RRMC Health Talk: ‘What did you say?’: Masks and hearing | Weekend Magazine

A lot of people these days may find themselves having a harder time talking with each other.

Our ability to communicate has certainly suffered with the need to wear face masks in response to the COVID-19 pandemic. Until the pandemic is over, it looks like face masks and coverings are here to stay.

Although we hear with our ears, we use facial expressions and lip reading to understand what is being said. These important visual cues are now obstructed with face masks which makes communication more difficult and sometimes frustrating. Furthermore, personal protective equipment such as face masks and face shields block sound. These barriers can bring the volume down to a level as if you are wearing ear plugs. When you add this handicap to the missing visual cues, it is no wonder we are straining to hear and understand each other.

The overall impact is even more significant for people who are hard of hearing, Remember, we hear with our ears and listen with our brain.

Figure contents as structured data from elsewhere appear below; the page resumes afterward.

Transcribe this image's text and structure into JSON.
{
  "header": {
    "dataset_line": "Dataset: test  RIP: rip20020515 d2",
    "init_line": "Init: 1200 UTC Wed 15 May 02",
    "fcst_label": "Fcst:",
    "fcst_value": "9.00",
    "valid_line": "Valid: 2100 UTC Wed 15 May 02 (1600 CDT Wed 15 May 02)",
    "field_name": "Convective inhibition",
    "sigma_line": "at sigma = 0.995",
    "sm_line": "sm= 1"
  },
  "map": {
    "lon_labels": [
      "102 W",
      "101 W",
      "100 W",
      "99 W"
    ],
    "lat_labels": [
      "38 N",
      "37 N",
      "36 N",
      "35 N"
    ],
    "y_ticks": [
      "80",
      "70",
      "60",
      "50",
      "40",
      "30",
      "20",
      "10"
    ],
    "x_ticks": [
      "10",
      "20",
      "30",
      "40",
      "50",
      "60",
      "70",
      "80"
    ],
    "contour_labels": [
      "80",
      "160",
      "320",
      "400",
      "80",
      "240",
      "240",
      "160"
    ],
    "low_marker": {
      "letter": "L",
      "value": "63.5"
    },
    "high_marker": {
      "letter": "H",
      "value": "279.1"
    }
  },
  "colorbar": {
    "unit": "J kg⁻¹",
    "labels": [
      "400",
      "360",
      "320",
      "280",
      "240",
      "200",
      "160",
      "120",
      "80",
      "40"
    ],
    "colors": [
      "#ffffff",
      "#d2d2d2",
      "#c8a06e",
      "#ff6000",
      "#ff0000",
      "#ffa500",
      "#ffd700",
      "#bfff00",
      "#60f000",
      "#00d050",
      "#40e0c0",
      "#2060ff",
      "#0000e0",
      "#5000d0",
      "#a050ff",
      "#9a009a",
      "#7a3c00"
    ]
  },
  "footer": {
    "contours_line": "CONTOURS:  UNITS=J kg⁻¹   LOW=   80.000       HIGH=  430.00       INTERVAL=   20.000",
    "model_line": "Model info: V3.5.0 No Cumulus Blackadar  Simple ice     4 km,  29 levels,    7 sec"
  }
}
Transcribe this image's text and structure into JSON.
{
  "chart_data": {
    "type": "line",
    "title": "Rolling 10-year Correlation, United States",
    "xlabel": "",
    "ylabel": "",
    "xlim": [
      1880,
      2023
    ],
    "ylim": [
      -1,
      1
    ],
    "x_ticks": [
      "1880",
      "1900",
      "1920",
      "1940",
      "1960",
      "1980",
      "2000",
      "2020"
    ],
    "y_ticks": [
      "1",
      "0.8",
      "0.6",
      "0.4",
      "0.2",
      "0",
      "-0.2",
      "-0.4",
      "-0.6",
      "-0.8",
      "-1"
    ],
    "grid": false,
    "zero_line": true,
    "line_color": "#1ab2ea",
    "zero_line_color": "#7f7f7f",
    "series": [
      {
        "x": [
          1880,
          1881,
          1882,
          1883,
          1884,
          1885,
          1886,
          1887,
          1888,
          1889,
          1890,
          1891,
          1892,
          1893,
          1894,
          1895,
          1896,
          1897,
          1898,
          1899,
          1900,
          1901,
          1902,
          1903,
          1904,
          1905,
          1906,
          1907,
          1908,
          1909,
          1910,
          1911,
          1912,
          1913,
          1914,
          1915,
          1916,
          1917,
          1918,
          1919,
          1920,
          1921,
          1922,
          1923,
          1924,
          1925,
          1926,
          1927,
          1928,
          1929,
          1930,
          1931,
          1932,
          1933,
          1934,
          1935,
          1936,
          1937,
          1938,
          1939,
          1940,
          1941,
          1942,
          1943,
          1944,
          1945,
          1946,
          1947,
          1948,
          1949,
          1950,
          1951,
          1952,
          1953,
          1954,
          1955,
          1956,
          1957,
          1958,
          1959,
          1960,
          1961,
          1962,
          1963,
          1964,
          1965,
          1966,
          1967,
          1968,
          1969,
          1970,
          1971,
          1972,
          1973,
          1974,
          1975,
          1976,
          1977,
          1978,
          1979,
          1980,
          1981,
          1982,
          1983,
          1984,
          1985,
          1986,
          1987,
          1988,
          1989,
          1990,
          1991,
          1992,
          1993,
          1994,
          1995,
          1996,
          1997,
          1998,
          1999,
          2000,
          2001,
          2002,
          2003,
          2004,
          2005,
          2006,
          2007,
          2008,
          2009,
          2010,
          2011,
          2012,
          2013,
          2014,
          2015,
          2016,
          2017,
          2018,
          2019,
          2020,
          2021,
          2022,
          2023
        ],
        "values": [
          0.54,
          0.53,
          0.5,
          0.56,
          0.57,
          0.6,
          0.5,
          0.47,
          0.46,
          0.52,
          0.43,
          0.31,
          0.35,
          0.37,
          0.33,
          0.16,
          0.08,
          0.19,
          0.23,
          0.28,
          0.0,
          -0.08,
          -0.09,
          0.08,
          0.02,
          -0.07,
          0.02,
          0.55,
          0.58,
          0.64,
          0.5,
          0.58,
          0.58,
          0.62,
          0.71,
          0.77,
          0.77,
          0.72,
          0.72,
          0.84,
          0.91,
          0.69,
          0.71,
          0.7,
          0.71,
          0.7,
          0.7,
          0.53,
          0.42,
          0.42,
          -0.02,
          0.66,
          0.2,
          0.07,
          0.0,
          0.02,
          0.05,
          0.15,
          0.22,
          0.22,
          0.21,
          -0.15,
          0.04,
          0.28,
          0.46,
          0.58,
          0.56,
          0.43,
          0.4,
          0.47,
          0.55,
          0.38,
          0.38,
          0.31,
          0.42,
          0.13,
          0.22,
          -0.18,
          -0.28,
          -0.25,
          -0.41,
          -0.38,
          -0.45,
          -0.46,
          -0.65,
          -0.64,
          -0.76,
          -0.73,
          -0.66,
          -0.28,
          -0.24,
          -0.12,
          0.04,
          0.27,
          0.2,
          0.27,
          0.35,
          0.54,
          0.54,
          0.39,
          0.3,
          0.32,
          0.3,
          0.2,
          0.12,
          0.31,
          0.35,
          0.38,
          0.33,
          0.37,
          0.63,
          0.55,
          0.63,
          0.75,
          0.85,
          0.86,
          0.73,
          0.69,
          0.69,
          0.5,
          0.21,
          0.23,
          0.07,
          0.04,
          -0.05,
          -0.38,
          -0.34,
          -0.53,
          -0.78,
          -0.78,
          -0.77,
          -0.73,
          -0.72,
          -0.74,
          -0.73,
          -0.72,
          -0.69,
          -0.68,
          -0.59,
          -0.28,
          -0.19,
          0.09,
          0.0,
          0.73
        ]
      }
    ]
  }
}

Vibrating sound waves reach your ear and then are turned into nerve impulses traveling to the nerves in your brain where they are converted into meaningful words and understandable speech. Effective communication between individuals can be enhanced by hearing aids or amplification devices like a pocket talker or smart phone apps that use a microphone.

So what can you do to enhance your ability to hear and understand?

Facing the speaker — This may decrease background noise and is helpful even though your mouth is covered.

Reduce competing background noise — Moving to a quieter space and turning off unnecessary noise like the television, fan or radio, will help. If you do not understand what someone is saying, ask them for clarification.

How can I effectively communicate with someone who is having difficulty understanding or communicating?

Catch the person’s attention before you start speaking, you can do this by saying their name which will allow the listener to direct their attention to the speaker.

Talk a little slower, slightly louder or use brief pauses, but do not exaggerate your speech or shout.

Speak with one another from the same room when possible.

If communicating specific things such as a phone number or address, have the listener repeat it back to you so you can correct any inaccuracies.

If the listener is asking you to repeat what you have said, consider rephrasing it so they may better understand what you are saying.

Stay topic focused, begin conversation by stating the topic and do not quickly or randomly change topics.

Finally, if you feel the need to remove your mask to communicate, be sure to allow for as much space as possible between you and the other person and, if possible, move your conversation outdoors.

Having the ability to speak and to understand is as important as ever. Be patient and above all, be considerate of others and kind to yourself.

This column was written by David R. Charock, MD, FACS, clinical director of ENT & Audiology, board-certified diplomat of (ENT) Otolaryngology Head and Neck; and Carissa McCauley, AuD, CCC-A, clinical audiologist at ENT & Audiology a department of Rutland Regional Medical Center.